Welcome Carlitos Gillette

It's been a while. There were a couple of Ridden's windows knocked out and some graffiti tags on the west side of the building. Inside there was a pair of adult diapers and a full palette of indoor soccer balls. Also, bonobo feces and a Lance Crackers peanut butter-and-malt plastic wrapping.

Now this isn't about pointing fingers or asking anyone for money. But there needs to be a certain amount of recognition as to the level of commitment an operation like this entails. For just the price of a cup of coffee, a scone and a King-size Charleston Chew a day, you could finance both monkeys and typewriters via a low-risk annuity fund that in twenty years would produce more replica diplomas than you'd know what to do with.

Look, I'm not suggesting you run out and quit your job, leave your family and get subdermal gill vents. That's so 2012. What you want to do is draft a strongly worded letter wherein you politely suggest to your maker a physiological impossibility. I'm just saying.
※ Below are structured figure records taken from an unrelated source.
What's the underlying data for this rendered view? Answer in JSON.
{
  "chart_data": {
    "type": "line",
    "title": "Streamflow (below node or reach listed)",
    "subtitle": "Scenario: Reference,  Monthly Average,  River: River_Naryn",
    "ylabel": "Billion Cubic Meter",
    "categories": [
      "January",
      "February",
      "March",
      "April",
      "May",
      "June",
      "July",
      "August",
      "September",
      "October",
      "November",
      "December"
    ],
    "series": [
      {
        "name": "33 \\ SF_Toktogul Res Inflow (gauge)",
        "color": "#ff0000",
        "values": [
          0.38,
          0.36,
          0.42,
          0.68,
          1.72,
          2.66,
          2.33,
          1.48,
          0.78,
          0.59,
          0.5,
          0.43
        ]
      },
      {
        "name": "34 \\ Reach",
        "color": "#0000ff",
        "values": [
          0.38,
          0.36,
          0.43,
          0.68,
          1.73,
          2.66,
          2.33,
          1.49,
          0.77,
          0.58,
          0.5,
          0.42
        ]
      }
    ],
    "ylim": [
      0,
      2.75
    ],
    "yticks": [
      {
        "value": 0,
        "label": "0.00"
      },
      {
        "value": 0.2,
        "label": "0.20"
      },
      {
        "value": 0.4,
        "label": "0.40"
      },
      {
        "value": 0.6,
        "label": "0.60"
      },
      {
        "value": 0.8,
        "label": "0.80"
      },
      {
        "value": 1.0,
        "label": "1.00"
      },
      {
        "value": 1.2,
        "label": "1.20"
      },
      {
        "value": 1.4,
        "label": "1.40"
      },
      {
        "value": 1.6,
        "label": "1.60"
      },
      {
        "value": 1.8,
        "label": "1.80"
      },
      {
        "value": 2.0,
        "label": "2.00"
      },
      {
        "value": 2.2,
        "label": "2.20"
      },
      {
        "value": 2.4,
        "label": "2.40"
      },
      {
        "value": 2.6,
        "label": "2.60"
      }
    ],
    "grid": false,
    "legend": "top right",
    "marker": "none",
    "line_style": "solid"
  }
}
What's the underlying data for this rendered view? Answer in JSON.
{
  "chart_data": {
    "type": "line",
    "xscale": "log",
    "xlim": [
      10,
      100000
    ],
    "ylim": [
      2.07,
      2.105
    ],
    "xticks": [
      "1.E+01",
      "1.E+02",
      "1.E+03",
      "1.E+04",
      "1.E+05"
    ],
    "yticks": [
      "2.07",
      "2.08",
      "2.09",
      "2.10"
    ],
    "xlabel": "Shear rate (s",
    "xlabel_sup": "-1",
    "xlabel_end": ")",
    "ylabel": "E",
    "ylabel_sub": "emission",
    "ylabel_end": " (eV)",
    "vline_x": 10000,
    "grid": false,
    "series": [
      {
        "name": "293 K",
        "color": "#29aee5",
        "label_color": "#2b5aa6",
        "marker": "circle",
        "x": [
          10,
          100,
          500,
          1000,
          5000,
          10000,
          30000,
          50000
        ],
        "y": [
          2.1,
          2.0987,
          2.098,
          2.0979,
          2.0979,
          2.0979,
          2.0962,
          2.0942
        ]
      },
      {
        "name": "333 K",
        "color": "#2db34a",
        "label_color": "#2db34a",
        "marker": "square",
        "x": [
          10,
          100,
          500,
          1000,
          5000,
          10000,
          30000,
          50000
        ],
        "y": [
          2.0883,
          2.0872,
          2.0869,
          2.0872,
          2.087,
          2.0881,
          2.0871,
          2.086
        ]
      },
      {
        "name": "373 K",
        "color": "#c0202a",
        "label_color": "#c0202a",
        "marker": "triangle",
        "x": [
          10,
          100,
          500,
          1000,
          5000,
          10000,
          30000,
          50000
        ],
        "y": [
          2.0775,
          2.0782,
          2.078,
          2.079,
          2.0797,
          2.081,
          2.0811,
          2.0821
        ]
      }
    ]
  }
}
Whoa, settle. The 80s references were fun but let's get real. Everyday's not sunshine and jerk chicken. Nor is it clacker balls and mentos...or even Wacky Wall Walkers. So screw your head on right and get your ass back in there! What you do with your elbows, kneecaps and phalangeal is your own business and not appropriate discourse in this forum.

1 comment:

revphil said...

Carlitos? shouldn't you be dodging traffic in Houston?